Signage at Google headquarters in Mountain View, California, US, on Thursday, Oct. 23, 2025.
Google filed a lawsuit on Wednesday against a foreign cybercriminal group behind a massive SMS phishing, or "smishing," operation.
Dubbed by some cyber researchers as the "Smishing Triad," the organization, which Google said is largely based out of China, uses a phishing-as-a-service kit named "Lighthouse" to create and deploy attacks using fraudulent texts.
The crime group has amassed over a million victims across 120 countries, Google said in a release.
"They were preying on users' trust in reputable brands such as E-ZPass, the U.S. Postal Service, and even us as Google," Google general counsel Halimah DeLaine Prado told CNBC. "The 'Lighthouse' enterprise or software creates a bunch of templates in which you create fake websites to pull users' information."
Google brought claims under the Racketeer Influenced and Corrupt Organizations (RICO) Act, the Lanham Act, and the Computer Fraud and Abuse (CFAA) Act and is seeking to dismantle the group and the "Lighthouse" platform.
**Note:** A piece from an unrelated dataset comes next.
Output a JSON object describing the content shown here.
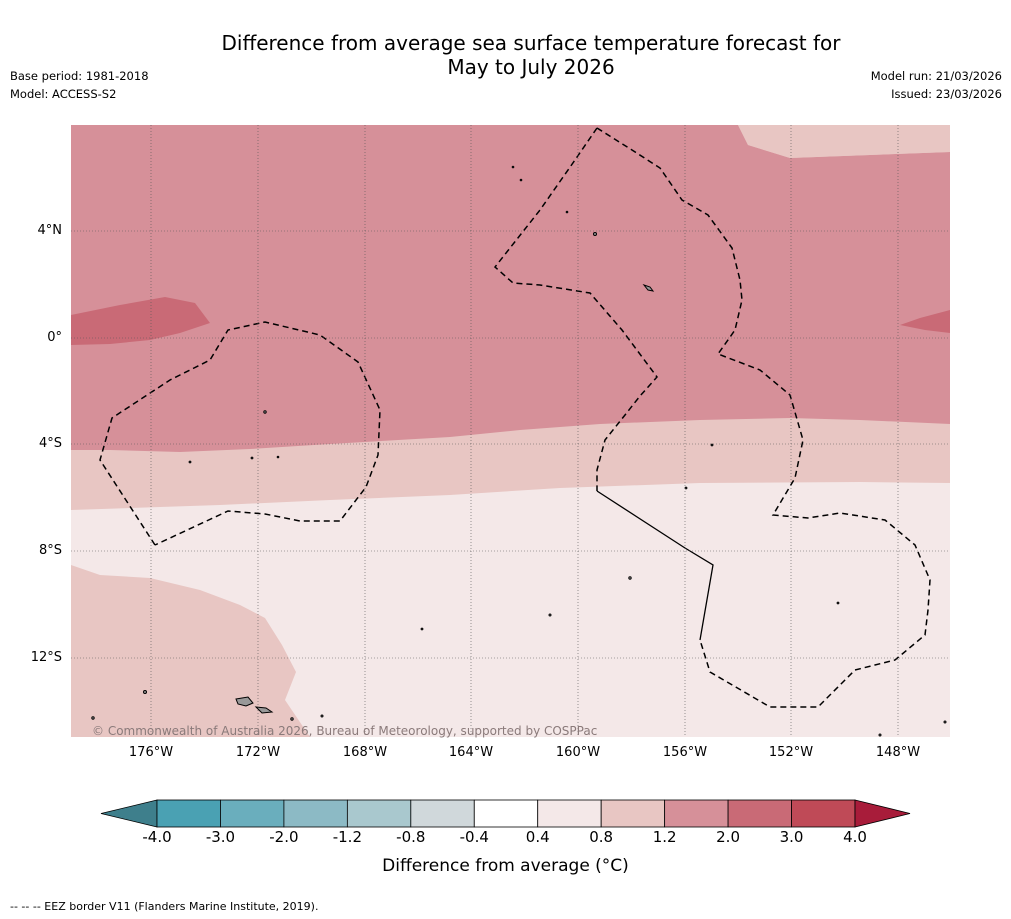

The texts usually contain malicious links to a fake website designed to steal victims' sensitive financial information, including social security numbers, banking credentials, and more.
The messages can often appear in the form of a fake fraud alert, delivery update, unpaid government fee notification, or other seemingly urgent texts.
The crime group has stolen approximately between 12.7 million and 115 million credit cards in the U.S. alone, Google said.
"The idea is to prevent its continued proliferation, deter others from doing something similarly, as well as protect both the users and brands that were misused in these websites from future harm," DeLaine Prado said.